I think it does make a difference.
Look at the block quote at the top again. My friend is describing Shakespearian scholars. If there’s one thing you could be pretty sure of when dealing with Shakespearean scholars in the past, it was that they loved Shakespeare. That’s how they got into the field in the first place.
But it’s clear that many Shakespearean scholars today do not love Shakespeare (even theatrical people don’t love him – see my review of The New Philistines, further down the page). They approach Shakespeare as the enemy, an oppressor to overthrow, a corpse to dissect in the service of whatever ideology they’re promoting.
If Shakespeareans can be taught by relativism to hate Shakespeare, is it impossible that relativists may eventually learn to hate all humanity? I think I see the signs of such a turning all around us. Families with more than one or two children are lampooned and despised as “breeders.” Abortion is a sacred shibboleth. Childlessness is a proud “lifestyle choice.” Relationships not capable of reproduction are celebrated and promoted. We are told again and again that there are too many people in the world, that people are poisoning and killing the environment. That people, in short, are vermin.
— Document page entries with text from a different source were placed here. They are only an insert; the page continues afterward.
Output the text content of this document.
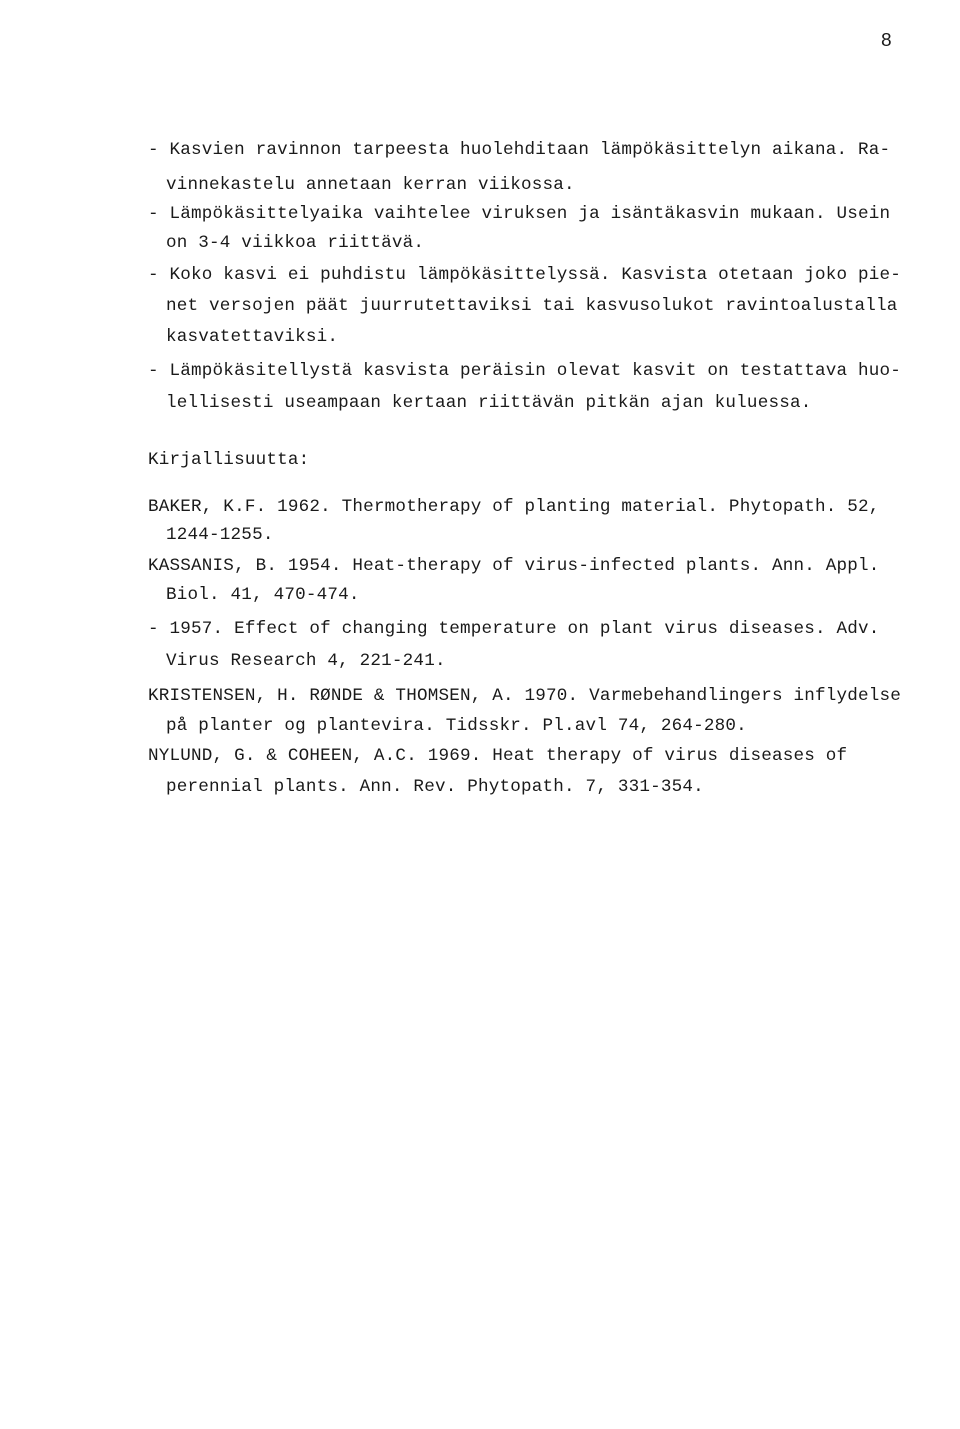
8
- Kasvien ravinnon tarpeesta huolehditaan lämpökäsittelyn aikana. Ra-
vinnekastelu annetaan kerran viikossa.
- Lämpökäsittelyaika vaihtelee viruksen ja isäntäkasvin mukaan. Usein
on 3-4 viikkoa riittävä.
- Koko kasvi ei puhdistu lämpökäsittelyssä. Kasvista otetaan joko pie-
net versojen päät juurrutettaviksi tai kasvusolukot ravintoalustalla
kasvatettaviksi.
- Lämpökäsitellystä kasvista peräisin olevat kasvit on testattava huo-
lellisesti useampaan kertaan riittävän pitkän ajan kuluessa.
Kirjallisuutta:
BAKER, K.F. 1962. Thermotherapy of planting material. Phytopath. 52,
1244-1255.
KASSANIS, B. 1954. Heat-therapy of virus-infected plants. Ann. Appl.
Biol. 41, 470-474.
- 1957. Effect of changing temperature on plant virus diseases. Adv.
Virus Research 4, 221-241.
KRISTENSEN, H. RØNDE & THOMSEN, A. 1970. Varmebehandlingers inflydelse
på planter og plantevira. Tidsskr. Pl.avl 74, 264-280.
NYLUND, G. & COHEEN, A.C. 1969. Heat therapy of virus diseases of
perennial plants. Ann. Rev. Phytopath. 7, 331-354.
Individual relativists may be and are fine people. But poisonous ideas bring consequences. I wrote of these trends in my novels, Wolf Time and Death’s Doors (links top right). I see no sign that my predictions are growing less probable.
I’d love to be wrong.
What the teachers of Shakespeare who don’t love Shakespeare love is virtue signaling and cleverness, I suppose; their own cleverness in the classroom and at conferences; the cleverness of transgressive stagings and of other professors’ readings; and, yes, sometimes the cleverness of Shakespeare. Cleverness, not wisdom. There are both in Shakespeare. But I think the wisdom is often unappealing to today’s professors.